Loin du seuil des 800 nouvelles contaminations par jour

Geert Molenberghs est professeur de biostatique à l'Université de Hasselt et KULeuven est revenu sur l'importance de "limiter nos contacts et nos déplacements". Celui qui conseille le Ceveval, cette cellule d'évaluation qui remet des recommandations aux gouvernements, s'est expliqué: "On a fait une grande partie du chemin mais pas tout à fait. On compte toujours entre 200 et 300 contaminations par jour. On voit que la mobilité des gens a augmenté, notamment avec la réouverture des magasins et des écoles. Et il n'y a pas autant de télétravail qu'il faudrait. Donc il me semble normal de dire aux gens qu'il faut limiter leurs déplacements. Des pays ont installé des périmètres de circulation comme l'Irlande", a-t-il expliqué.

Le risque, c'est ça réaugmente

Il y a eu en moyenne 2.197 cas de Covid-19 diagnostiqués par jour en Belgique du 3 au 9 décembre. On est loin du seuil fixé par les autorités de 75 hospitalisations quotidiennes et de 800 nouvelles contaminations par jour pour relâcher les restrictions. "On a un soucis. Il y a encore 500 et 600 personnes qui luttent pour leur vie dans les services de soins intensifs, qui sont malades du Covid.
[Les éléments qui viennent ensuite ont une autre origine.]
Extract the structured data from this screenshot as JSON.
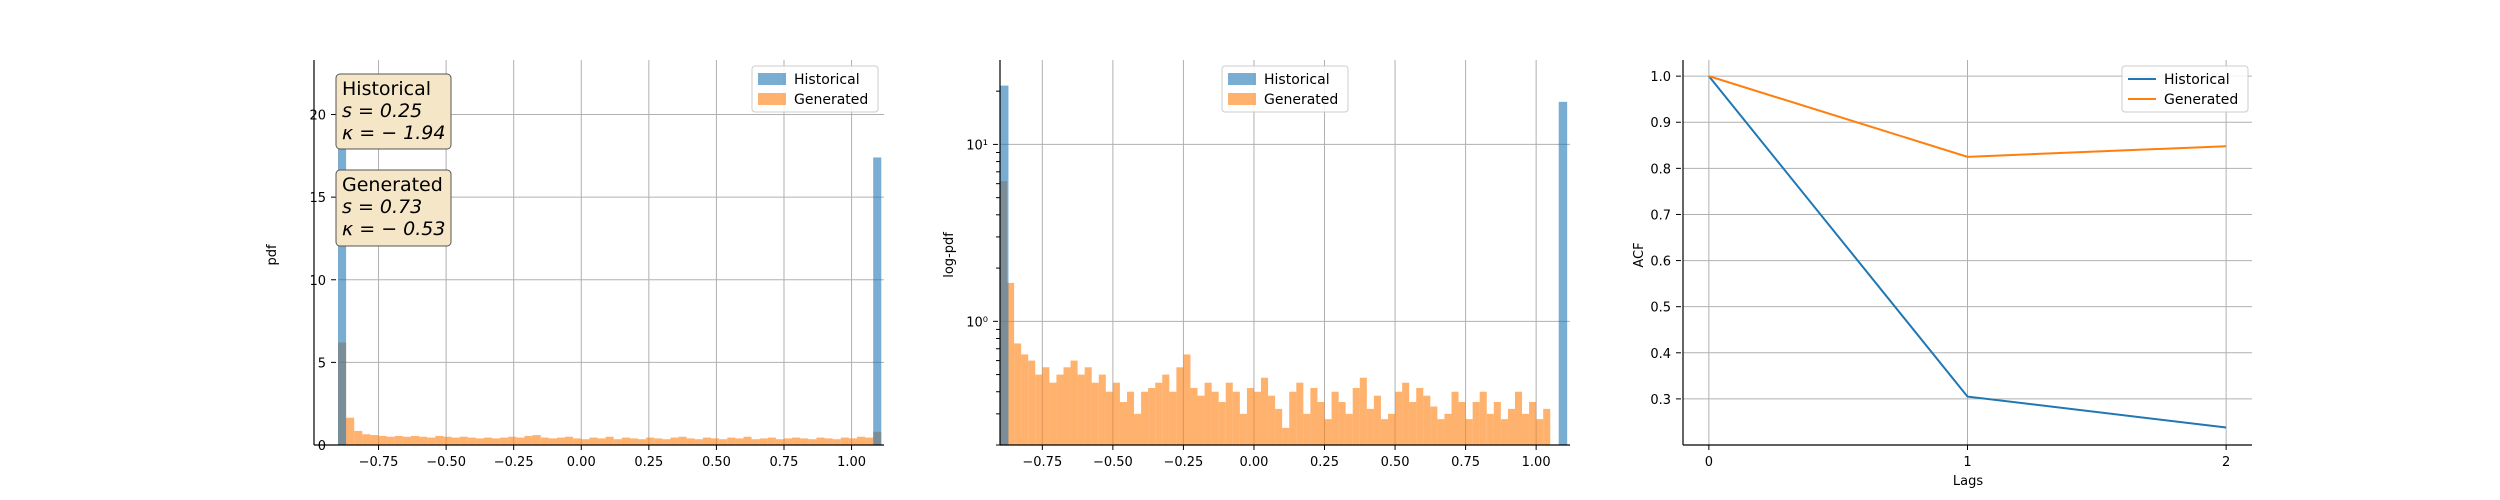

Ces chiffres ne diminuent plus. Les projections que l'on a chez Sciensano sont plates. Ne pas diminuer, ce n'est pas encore trop grave. Mais le risque c'est ça réaugmente. C'est la crainte de tout le monde", a indiqué Alain Maron, Ministre bruxellois de l’Environnement, du climat, de la Propreté, de l'Énergie - Ecolo.

De son côté, Pierre-Yves Dermagne, vice-Premier ministre, a précisé qu'il était essentiel de faire respecter les mesures actuelles avant de penser à les renforcer. "On doit tout faire pour ne pas rendre ces règles plus strictes et aller un cran plus loin. Ça passe par le respect des mesures. Chaque comportement individuel a un impact sur les autres", a-t-il insisté.